If you or your organization did not successfully meet meaningful use for an EHR reporting period in 2015 and would like to apply for a hardship exception, the deadlines are as follows:
- An application including only EPs must meet the EP deadline on July 1, 2016.
- An application including EPs and eligible hospitals must meet the EP deadline on July 1, 2016.
- An application including only eligible hospitals must meet the deadline of July 1, 2016.
For the first time, physicians will find both an individual hardship exception as well as a group option that allows multiple providers to apply for a hardship exception on a single application. The individual filling out the information may be the physician applicant him/herself or it may be another individual filling out the information on behalf of the physician group. The hardship exception categories are the same for both groups and individuals—AAOS urges members to use the exemption category, "EHR Certification/Vendor Issues (CHERT Issues)" (option 2.2.d in the application), which will be open to ALL physicians because of the delay in publication of the program's modifications and will not be audited by CMS.
The application and additional instructions are available on the CMS EHR Incentive Programs website (www.cms.gov/EHRIncentivePrograms).
About the EHR Incentive Program
CMS's EHR Incentive Program was established in the American Recovery and Reinvestment Act of 2009 to promote the adoption and meaningful use of interoperable health information technology (HIT) and qualified electronic health records. The penalty for not participating in the EHR Incentive Program began in 2015. The penalty started at 1 percent in 2015 and increased to 2 percent in 2016. Penalties increase to 3 percent in 2017 and can go up to as much as 5 percent of your total Medicare Part B allowed charges.
- Stage 1 set the foundation for the EHR Incentive Program by establishing requirements for the electronic capture of clinical data, including providing patients with electronic copies of health information.
- Stage 2 expanded upon the Stage 1 criteria with a focus on ensuring that the meaningful use of EHRs supported the aims and priorities of the National Quality Strategy. Stage 2 criteria encouraged the use of HIT for continuous quality improvement at the point of care and the exchange of information in the most structured format possible.
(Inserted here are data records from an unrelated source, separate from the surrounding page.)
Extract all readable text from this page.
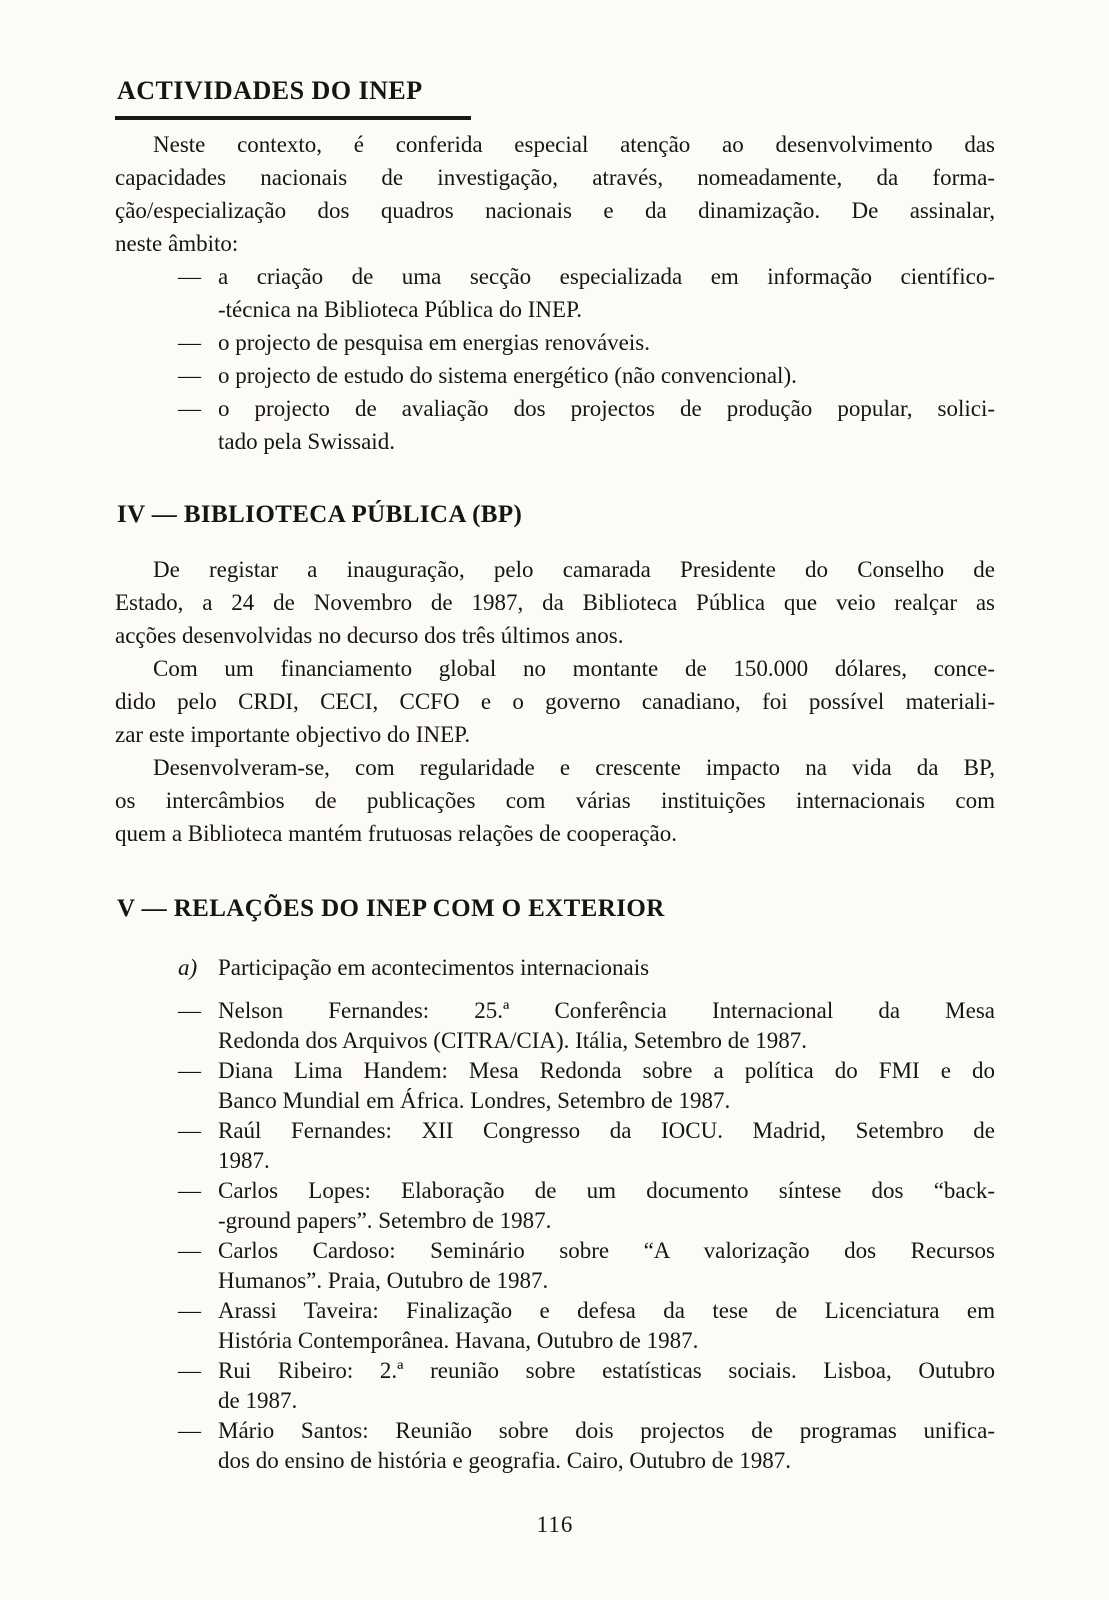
ACTIVIDADES DO INEP
Neste contexto, é conferida especial atenção ao desenvolvimento das
capacidades nacionais de investigação, através, nomeadamente, da forma-
ção/especialização dos quadros nacionais e da dinamização. De assinalar,
neste âmbito:
— a criação de uma secção especializada em informação científico-
-técnica na Biblioteca Pública do INEP.
— o projecto de pesquisa em energias renováveis.
— o projecto de estudo do sistema energético (não convencional).
— o projecto de avaliação dos projectos de produção popular, solici-
tado pela Swissaid.
IV — BIBLIOTECA PÚBLICA (BP)
De registar a inauguração, pelo camarada Presidente do Conselho de
Estado, a 24 de Novembro de 1987, da Biblioteca Pública que veio realçar as
acções desenvolvidas no decurso dos três últimos anos.
Com um financiamento global no montante de 150.000 dólares, conce-
dido pelo CRDI, CECI, CCFO e o governo canadiano, foi possível materiali-
zar este importante objectivo do INEP.
Desenvolveram-se, com regularidade e crescente impacto na vida da BP,
os intercâmbios de publicações com várias instituições internacionais com
quem a Biblioteca mantém frutuosas relações de cooperação.
V — RELAÇÕES DO INEP COM O EXTERIOR
a) Participação em acontecimentos internacionais
— Nelson Fernandes: 25.ª Conferência Internacional da Mesa
Redonda dos Arquivos (CITRA/CIA). Itália, Setembro de 1987.
— Diana Lima Handem: Mesa Redonda sobre a política do FMI e do
Banco Mundial em África. Londres, Setembro de 1987.
— Raúl Fernandes: XII Congresso da IOCU. Madrid, Setembro de
1987.
— Carlos Lopes: Elaboração de um documento síntese dos “back-
-ground papers”. Setembro de 1987.
— Carlos Cardoso: Seminário sobre “A valorização dos Recursos
Humanos”. Praia, Outubro de 1987.
— Arassi Taveira: Finalização e defesa da tese de Licenciatura em
História Contemporânea. Havana, Outubro de 1987.
— Rui Ribeiro: 2.ª reunião sobre estatísticas sociais. Lisboa, Outubro
de 1987.
— Mário Santos: Reunião sobre dois projectos de programas unifica-
dos do ensino de história e geografia. Cairo, Outubro de 1987.
116
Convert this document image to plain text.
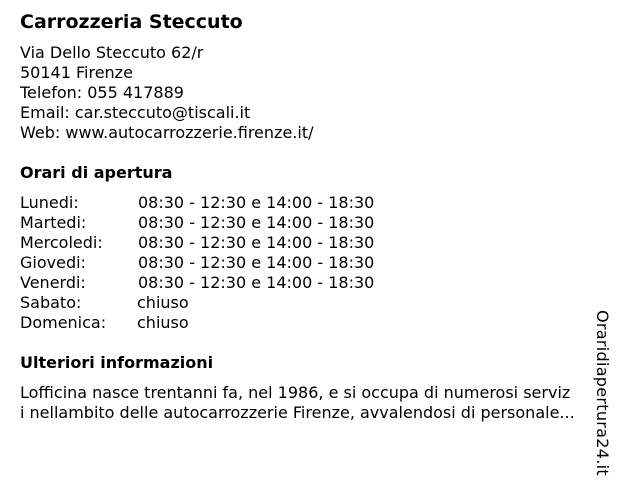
Carrozzeria Steccuto
Via Dello Steccuto 62/r
50141 Firenze
Telefon: 055 417889
Email: car.steccuto@tiscali.it
Web: www.autocarrozzerie.firenze.it/
Orari di apertura
Lunedi:	08:30 - 12:30 e 14:00 - 18:30
Martedi:	08:30 - 12:30 e 14:00 - 18:30
Mercoledi: 08:30 - 12:30 e 14:00 - 18:30
Giovedi:	08:30 - 12:30 e 14:00 - 18:30
Venerdi:	08:30 - 12:30 e 14:00 - 18:30
Sabato:	chiuso
Domenica: chiuso
Ulteriori informazioni
Lofficina nasce trentanni fa, nel 1986, e si occupa di numerosi serviz
i nellambito delle autocarrozzerie Firenze, avvalendosi di personale...	Oraridiapertura24.it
In April 2015, CMS released a proposed rule to ease some of the reporting burdens and give more flexibility to hospitals and physicians to meet federal targets for meaningful use for 2015 through 2017. The final rule with these adaptations was released in October 2015.
- Stage 3 is still in effect, despite upcoming changes under the Medicare Access and CHIP Reauthorization Act of 2015 (MACRA). The Stage 3 requirements are optional in 2017. Physicians who choose to begin Stage 3 in 2017 will have a 90-day reporting period. All physicians will be required to comply with Stage 3 requirements beginning in 2018 using EHR technology certified to the 2015 version of the EHR requirements. Objectives and measures for Stage 3 include increased thresholds, advanced use of health information exchange functionality, and an overall focus on continuous quality improvement.
AAOS urged a delay of Stage 3 in a recent comment letter to CMS.
"Due to the shortcomings in Stage 2, we urge a delay in implementation of Stage 3," wrote AAOS President David D. Teuscher, MD. "[W]e are concerned that the requirements will not be achievable by January 1, 2018, the date given by CMS, given technology limitations outside of physician control. … We support the common goals of improving quality and providing appropriate documentation of patients' medical care, but we are concerned the complete set of objectives remains more relevant to primary care physicians, while disadvantaging specialty care physicians."